Emergent gameplay is a relatively new concept made possible by the advance of computing technology and refers to games that don’t have a defined set of rules, instead of giving players the ability to play freely as they see fit. Garry’s Mod, one of the most popular titles in this type of games – commonly known as “sandbox games” – allowed players to construct complicated contraptions with others online, as well as build forts and houses. The person (that’s right, just one guy) behind Minecraft decided to take this concept one step further, by letting players modify the world itself.
You start out in a completely randomly generated world, filled with natural terrain ranging from mountains to complex cavern systems, and you’re completely empty-handed. Your first tasks will be to collect some basic building materials like wood and stone, with which you’ll then build tools and start mining for more. You’ll want to have a basic home set up before the first-night hits, as the game randomly spawns monsters (zombies, skeletons and others) in dark areas – which include the entire world during the night, and all of the caverns regardless of the time of day.

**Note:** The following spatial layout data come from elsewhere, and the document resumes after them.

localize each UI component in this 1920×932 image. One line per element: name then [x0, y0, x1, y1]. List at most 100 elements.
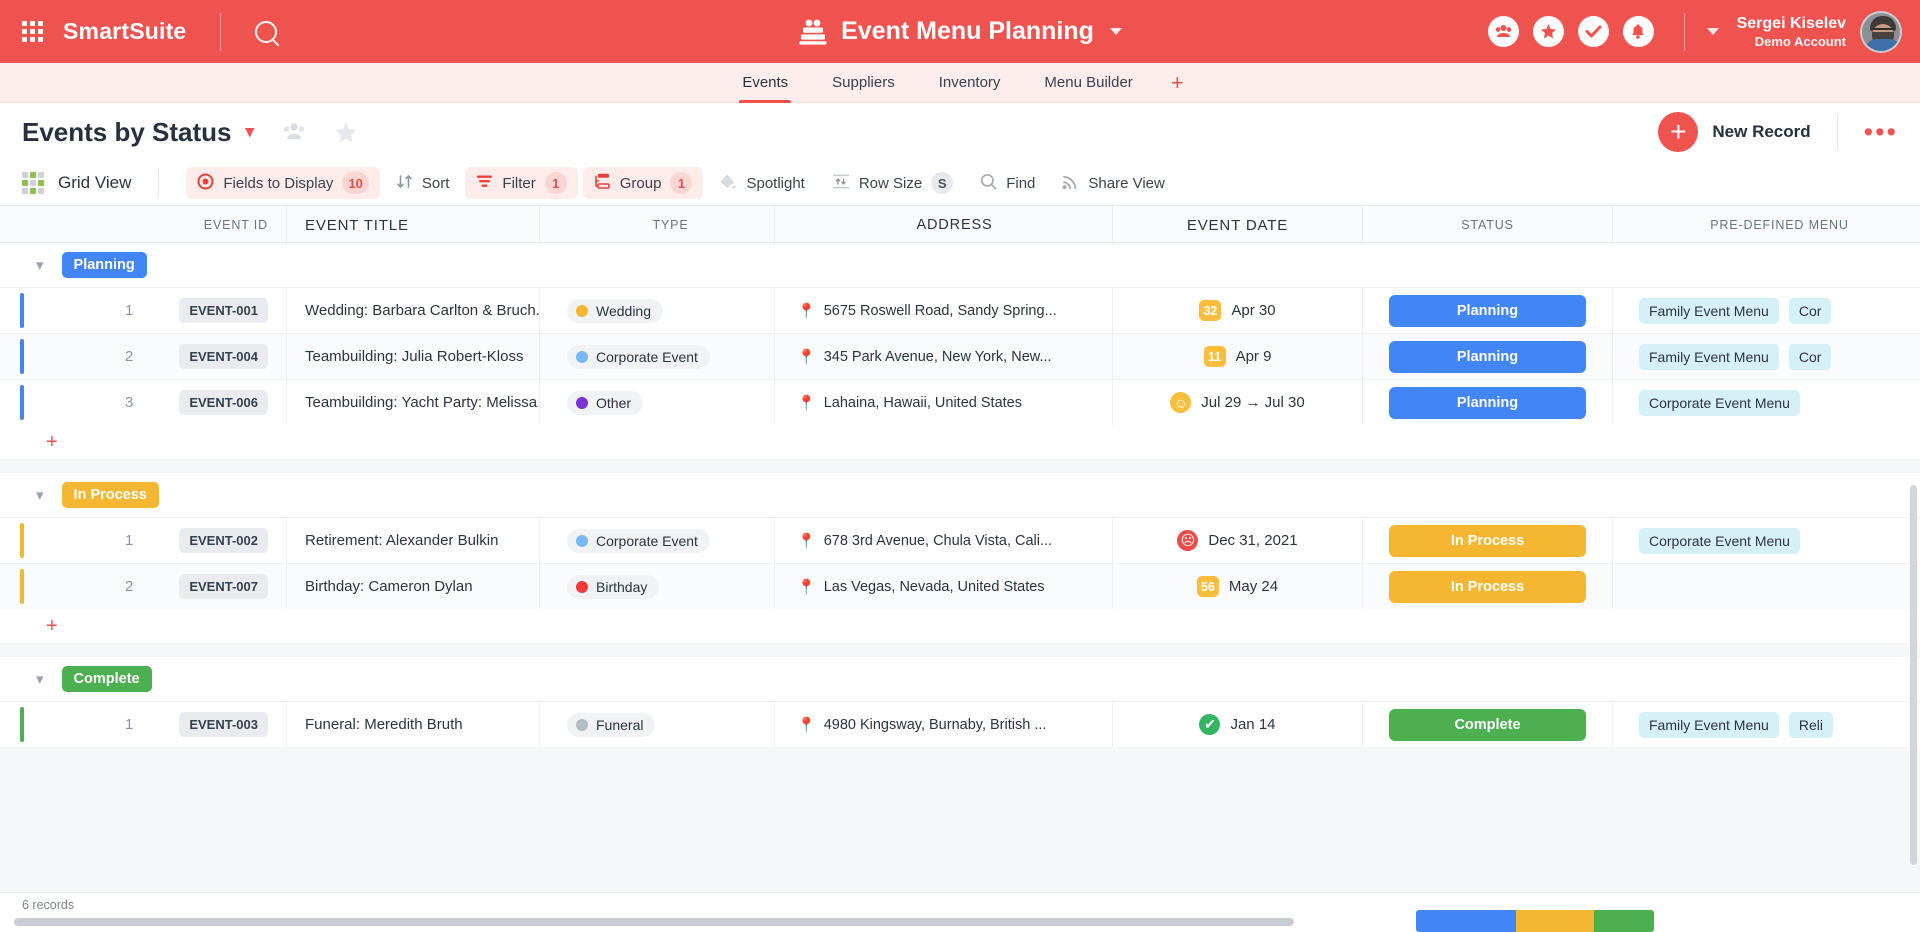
table-row[interactable]: 1 EVENT-002 Retirement: Alexander Bulkin Co…	[0, 517, 1920, 563]
chevron-down-icon[interactable]: ▾	[246, 122, 255, 142]
cell-type[interactable]: Wedding	[540, 288, 775, 333]
group-button[interactable]: Group 1	[582, 167, 704, 199]
menu-chip[interactable]: Family Event Menu	[1639, 343, 1779, 370]
grid-view-switcher[interactable]: Grid View	[22, 172, 131, 194]
cell-pre-defined-menu[interactable]: Family Event Menu Reli	[1613, 702, 1920, 747]
table-row[interactable]: 2 EVENT-004 Teambuilding: Julia Robert-Klo…	[0, 333, 1920, 379]
cell-event-id[interactable]: 2 EVENT-004	[0, 334, 287, 379]
chevron-down-icon[interactable]: ▾	[36, 670, 44, 688]
cell-pre-defined-menu[interactable]	[1613, 564, 1920, 609]
cell-event-id[interactable]: 1 EVENT-003	[0, 702, 287, 747]
cell-address[interactable]: 📍 4980 Kingsway, Burnaby, British ...	[775, 702, 1113, 747]
column-header-address[interactable]: ADDRESS	[775, 206, 1113, 244]
cell-status[interactable]: Planning	[1363, 334, 1613, 379]
cell-address[interactable]: 📍 Las Vegas, Nevada, United States	[775, 564, 1113, 609]
cell-event-title[interactable]: Funeral: Meredith Bruth	[287, 702, 540, 747]
cell-type[interactable]: Birthday	[540, 564, 775, 609]
new-record-button[interactable]: + New Record	[1658, 112, 1811, 152]
table-row[interactable]: 3 EVENT-006 Teambuilding: Yacht Party: Mel…	[0, 379, 1920, 425]
cell-event-title[interactable]: Wedding: Barbara Carlton & Bruch...	[287, 288, 540, 333]
menu-chip[interactable]: Family Event Menu	[1639, 297, 1779, 324]
cell-status[interactable]: In Process	[1363, 564, 1613, 609]
people-icon[interactable]	[1487, 16, 1519, 47]
cell-event-id[interactable]: 3 EVENT-006	[0, 380, 287, 425]
cell-event-id[interactable]: 1 EVENT-002	[0, 518, 287, 563]
avatar[interactable]	[1860, 10, 1902, 53]
add-tab-button[interactable]: +	[1155, 65, 1200, 101]
tab-events[interactable]: Events	[720, 63, 810, 103]
cell-event-title[interactable]: Birthday: Cameron Dylan	[287, 564, 540, 609]
cell-type[interactable]: Funeral	[540, 702, 775, 747]
tab-suppliers[interactable]: Suppliers	[810, 63, 917, 103]
table-row[interactable]: 2 EVENT-007 Birthday: Cameron Dylan Birthda…	[0, 563, 1920, 609]
filter-button[interactable]: Filter 1	[465, 167, 578, 199]
cell-pre-defined-menu[interactable]: Family Event Menu Cor	[1613, 288, 1920, 333]
cell-address[interactable]: 📍 Lahaina, Hawaii, United States	[775, 380, 1113, 425]
more-horizontal-icon[interactable]: •••	[1864, 119, 1898, 146]
check-circle-icon[interactable]	[1577, 16, 1609, 47]
group-label[interactable]: Complete	[61, 666, 152, 692]
cell-event-date[interactable]: ☺ Jul 29 → Jul 30	[1113, 380, 1363, 425]
find-button[interactable]: Find	[969, 167, 1046, 199]
table-row[interactable]: 1 EVENT-001 Wedding: Barbara Carlton & Bru…	[0, 287, 1920, 333]
column-header-event-title[interactable]: EVENT TITLE	[287, 206, 540, 244]
cell-pre-defined-menu[interactable]: Corporate Event Menu	[1613, 380, 1920, 425]
cell-type[interactable]: Corporate Event	[540, 334, 775, 379]
bell-icon[interactable]	[1622, 16, 1654, 47]
star-icon[interactable]	[1532, 16, 1564, 47]
chevron-down-icon[interactable]: ▾	[36, 486, 44, 504]
star-icon[interactable]	[334, 121, 358, 144]
view-title[interactable]: Events by Status	[22, 117, 232, 148]
brand-logo[interactable]: SmartSuite	[63, 18, 186, 45]
cell-address[interactable]: 📍 345 Park Avenue, New York, New...	[775, 334, 1113, 379]
group-label[interactable]: Planning	[61, 252, 147, 278]
share-view-button[interactable]: Share View	[1051, 167, 1175, 199]
row-size-button[interactable]: Row Size S	[821, 167, 964, 199]
cell-event-id[interactable]: 1 EVENT-001	[0, 288, 287, 333]
menu-chip[interactable]: Family Event Menu	[1639, 711, 1779, 738]
column-header-status[interactable]: STATUS	[1363, 206, 1613, 244]
cell-type[interactable]: Other	[540, 380, 775, 425]
cell-event-date[interactable]: ✔ Jan 14	[1113, 702, 1363, 747]
menu-chip[interactable]: Reli	[1788, 711, 1833, 738]
cell-event-date[interactable]: ☹ Dec 31, 2021	[1113, 518, 1363, 563]
cell-event-id[interactable]: 2 EVENT-007	[0, 564, 287, 609]
group-label[interactable]: In Process	[61, 482, 159, 508]
cell-event-date[interactable]: 56 May 24	[1113, 564, 1363, 609]
tab-menu-builder[interactable]: Menu Builder	[1022, 63, 1154, 103]
add-record-row[interactable]: +	[0, 609, 1920, 643]
tab-inventory[interactable]: Inventory	[917, 63, 1023, 103]
menu-chip[interactable]: Cor	[1788, 297, 1832, 324]
cell-event-date[interactable]: 32 Apr 30	[1113, 288, 1363, 333]
sort-button[interactable]: Sort	[385, 167, 461, 199]
vertical-scrollbar[interactable]	[1910, 485, 1917, 865]
cell-status[interactable]: Complete	[1363, 702, 1613, 747]
column-header-type[interactable]: TYPE	[540, 206, 775, 244]
column-header-event-date[interactable]: EVENT DATE	[1113, 206, 1363, 244]
cell-event-title[interactable]: Retirement: Alexander Bulkin	[287, 518, 540, 563]
cell-pre-defined-menu[interactable]: Corporate Event Menu	[1613, 518, 1920, 563]
search-icon[interactable]	[255, 20, 278, 43]
cell-event-date[interactable]: 11 Apr 9	[1113, 334, 1363, 379]
column-header-event-id[interactable]: EVENT ID	[0, 206, 287, 244]
cell-event-title[interactable]: Teambuilding: Julia Robert-Kloss	[287, 334, 540, 379]
apps-grid-icon[interactable]	[22, 21, 43, 42]
chevron-down-icon[interactable]: ▾	[36, 256, 44, 274]
cell-address[interactable]: 📍 5675 Roswell Road, Sandy Spring...	[775, 288, 1113, 333]
menu-chip[interactable]: Cor	[1788, 343, 1832, 370]
add-record-row[interactable]: +	[0, 425, 1920, 459]
cell-status[interactable]: Planning	[1363, 288, 1613, 333]
horizontal-scrollbar[interactable]	[14, 918, 1294, 926]
chevron-down-icon[interactable]	[1706, 28, 1719, 35]
cell-type[interactable]: Corporate Event	[540, 518, 775, 563]
user-info[interactable]: Sergei Kiselev Demo Account	[1737, 14, 1846, 50]
column-header-pre-defined-menu[interactable]: PRE-DEFINED MENU	[1613, 206, 1920, 244]
cell-status[interactable]: In Process	[1363, 518, 1613, 563]
cell-pre-defined-menu[interactable]: Family Event Menu Cor	[1613, 334, 1920, 379]
table-row[interactable]: 1 EVENT-003 Funeral: Meredith Bruth Funeral…	[0, 701, 1920, 747]
fields-to-display-button[interactable]: Fields to Display 10	[186, 167, 380, 199]
cell-address[interactable]: 📍 678 3rd Avenue, Chula Vista, Cali...	[775, 518, 1113, 563]
menu-chip[interactable]: Corporate Event Menu	[1639, 527, 1800, 554]
spotlight-button[interactable]: Spotlight	[708, 167, 815, 199]
chevron-down-icon[interactable]	[1109, 28, 1122, 35]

After you’ve progressed enough, you’ll find yourself digging deeper and deeper underground, creating mine shafts and carving tunnels to get access to the rarer metals like iron and gold. Eventually, you’ll start making weapons and armour, too, which will allow you to defend yourself against monsters and explore the deepest caverns in the game, which are usually filled with treasures and rich strains of valuable materials.
Graphics and System Requirements
One thing you’ll surely notice about the game is the low quality of its graphics – everything is very pixelated, and the world is built of square blocks. However, you should keep in mind that this is the only way that today’s hardware can realistically handle randomly generated terrain that’s also theoretically infinite (the game keeps generating new areas of the level as you move towards its edges). It does have some visual effects, as best as the engine allows for – such as a realistic day/night cycle.
The system requirements are both high and low – you won’t need a good graphics card to run Minecraft well, so don’t worry about that – but you’ll definitely benefit from having a good processor and a lot of RAM. If you want to enable the maximum draw distance setting, make sure you have a very good CPU to handle the computations – otherwise, you will lag.
The game is continuously updated, and every Friday is known as “mystery update day” when the developer releases an update with hidden surprise features, which are usually discovered by the community in a matter of hours. Also, it has a multiplayer mode where you can freely build without limits (i.e. without having to mine for materials), but bear in mind that others can easily ruin your creations, so don’t get too attached to them.
Minecraft, despite being still in development, has the potential to become an absolute hit – and you should get it now while it’s still cheap, as its developer has stated plans on increasing the price after the game is completed.